Create custom callback functionality to update the linked histogram.

These functions are defined here (and not in Section 1.2) because they are only used in the following cell. The first function is used for setting the frequency of a magnitude to log scale because of the large number of data points. The second function updates the histogram based on the new selected sky area.

In [37]:

def log_inf(x) -> float:
    return np.log(x) if x > 0 else 0


def update_histogram(bounds=bounds) -> hv.Histogram:
    selection = (ds.data['coord_ra'] > bounds[0]) & \
                (ds.data['coord_dec'] > bounds[1]) & \
                (ds.data['coord_ra'] < bounds[2]) & \
                (ds.data['coord_dec'] < bounds[3])
    selected_mag = ds.data.loc[selection]['r_cModelMag']
    frequencies, edges = np.histogram(selected_mag)
    hist = hv.Histogram(
        (list(map(log_inf, frequencies)), edges)).opts(xlabel='r (mag)')
    return hist

Make the histogram for r-band magnitude and plot it together with the 2D density map of celestial coordinates. Compared to the plots above, this plot shows two panels at the same time, and applying the "Box Select" to the left panel changes the histogram on the right.

In [38]:

dmap = hv.DynamicMap(update_histogram, streams=[box]).options(height=400, width=400)

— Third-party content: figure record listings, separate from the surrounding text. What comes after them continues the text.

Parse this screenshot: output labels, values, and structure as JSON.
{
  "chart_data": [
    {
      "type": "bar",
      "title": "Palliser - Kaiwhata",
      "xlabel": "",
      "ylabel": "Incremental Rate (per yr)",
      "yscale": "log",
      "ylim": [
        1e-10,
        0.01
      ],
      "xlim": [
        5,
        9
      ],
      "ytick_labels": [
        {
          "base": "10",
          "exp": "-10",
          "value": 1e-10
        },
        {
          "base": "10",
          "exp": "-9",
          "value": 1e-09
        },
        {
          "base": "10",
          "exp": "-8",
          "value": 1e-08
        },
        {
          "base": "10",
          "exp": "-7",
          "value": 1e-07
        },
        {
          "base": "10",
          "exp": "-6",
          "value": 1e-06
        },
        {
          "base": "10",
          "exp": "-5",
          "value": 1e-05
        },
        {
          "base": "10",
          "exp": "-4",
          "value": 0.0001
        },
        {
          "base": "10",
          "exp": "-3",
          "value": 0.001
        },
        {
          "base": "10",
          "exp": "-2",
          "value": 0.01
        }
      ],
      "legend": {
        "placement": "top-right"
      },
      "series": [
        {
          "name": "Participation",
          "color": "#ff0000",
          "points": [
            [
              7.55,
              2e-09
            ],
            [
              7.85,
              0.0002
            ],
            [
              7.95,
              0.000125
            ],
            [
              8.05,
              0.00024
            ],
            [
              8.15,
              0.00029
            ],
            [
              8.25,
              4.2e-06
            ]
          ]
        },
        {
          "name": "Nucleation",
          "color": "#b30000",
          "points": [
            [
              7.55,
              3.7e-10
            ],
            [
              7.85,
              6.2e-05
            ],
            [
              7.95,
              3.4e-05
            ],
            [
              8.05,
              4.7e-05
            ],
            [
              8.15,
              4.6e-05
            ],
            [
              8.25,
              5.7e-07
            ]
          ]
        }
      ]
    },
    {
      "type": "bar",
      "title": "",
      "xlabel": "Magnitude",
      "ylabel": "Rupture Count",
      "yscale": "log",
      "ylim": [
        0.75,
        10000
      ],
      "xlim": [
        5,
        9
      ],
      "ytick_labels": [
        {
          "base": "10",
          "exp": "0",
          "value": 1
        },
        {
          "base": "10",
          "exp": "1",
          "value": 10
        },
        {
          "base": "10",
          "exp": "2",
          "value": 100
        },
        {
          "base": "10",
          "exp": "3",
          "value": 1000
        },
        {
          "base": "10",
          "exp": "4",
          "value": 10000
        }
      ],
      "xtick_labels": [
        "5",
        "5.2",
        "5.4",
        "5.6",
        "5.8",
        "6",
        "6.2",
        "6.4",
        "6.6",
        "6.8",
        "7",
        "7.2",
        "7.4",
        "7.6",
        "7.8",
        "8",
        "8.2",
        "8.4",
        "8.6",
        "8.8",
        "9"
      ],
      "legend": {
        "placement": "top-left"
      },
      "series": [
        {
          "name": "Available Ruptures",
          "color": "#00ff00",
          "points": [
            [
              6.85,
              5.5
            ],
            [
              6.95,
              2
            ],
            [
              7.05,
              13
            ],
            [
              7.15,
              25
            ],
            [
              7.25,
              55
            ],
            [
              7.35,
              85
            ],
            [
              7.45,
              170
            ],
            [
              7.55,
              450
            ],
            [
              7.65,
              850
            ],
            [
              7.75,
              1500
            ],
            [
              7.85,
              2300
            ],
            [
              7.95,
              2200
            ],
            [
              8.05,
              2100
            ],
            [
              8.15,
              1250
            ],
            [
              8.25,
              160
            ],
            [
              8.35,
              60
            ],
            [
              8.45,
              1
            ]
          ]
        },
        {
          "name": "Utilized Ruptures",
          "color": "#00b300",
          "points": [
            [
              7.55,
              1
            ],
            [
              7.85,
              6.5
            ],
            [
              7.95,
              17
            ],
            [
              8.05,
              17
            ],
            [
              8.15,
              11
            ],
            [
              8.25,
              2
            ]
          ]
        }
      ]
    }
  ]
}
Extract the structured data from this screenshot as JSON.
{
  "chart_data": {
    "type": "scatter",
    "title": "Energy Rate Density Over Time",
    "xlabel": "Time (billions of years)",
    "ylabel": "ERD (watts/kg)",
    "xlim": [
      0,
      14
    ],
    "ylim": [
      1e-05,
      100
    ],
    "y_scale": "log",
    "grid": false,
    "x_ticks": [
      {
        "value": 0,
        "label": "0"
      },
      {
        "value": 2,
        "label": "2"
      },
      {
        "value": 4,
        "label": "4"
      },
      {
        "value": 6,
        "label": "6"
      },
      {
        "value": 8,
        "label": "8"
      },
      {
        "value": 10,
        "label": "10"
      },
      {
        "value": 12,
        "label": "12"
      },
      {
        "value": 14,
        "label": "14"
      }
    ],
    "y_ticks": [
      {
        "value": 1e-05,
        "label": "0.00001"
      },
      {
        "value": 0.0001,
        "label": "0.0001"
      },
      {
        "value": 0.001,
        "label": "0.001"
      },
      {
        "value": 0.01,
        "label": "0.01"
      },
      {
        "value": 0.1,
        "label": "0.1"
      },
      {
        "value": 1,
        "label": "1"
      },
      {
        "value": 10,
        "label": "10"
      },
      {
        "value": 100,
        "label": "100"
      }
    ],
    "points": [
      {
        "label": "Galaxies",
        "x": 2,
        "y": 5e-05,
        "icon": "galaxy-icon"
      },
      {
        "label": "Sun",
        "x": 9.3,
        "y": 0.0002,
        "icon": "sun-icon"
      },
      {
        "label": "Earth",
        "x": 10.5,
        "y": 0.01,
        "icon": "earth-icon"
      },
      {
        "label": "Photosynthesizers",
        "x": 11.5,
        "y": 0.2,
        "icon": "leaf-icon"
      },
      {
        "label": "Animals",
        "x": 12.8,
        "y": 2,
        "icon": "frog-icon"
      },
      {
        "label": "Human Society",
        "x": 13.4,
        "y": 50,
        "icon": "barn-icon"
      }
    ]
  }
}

datashade(points, cmap=process_cmap("Viridis", provider="bokeh")) * \
    box_plot.options(height=400, width=400, tools=['box_select']) + dmap

Out[38]:

Figure 4: At right, Dec vs. RA as a 2-dimensional density map with a purple-green-yellow colormap. At left, a histogram (blue bar chart) of the fraction of objects in bins of r-band magnitude.

Try changing the box selection and watch as the histogram is recomputed and displayed.

4. Conclusion¶

This notebook demonstrates visualizing large catalog datasets. Additional notebooks in this series will present single plots and paired plots.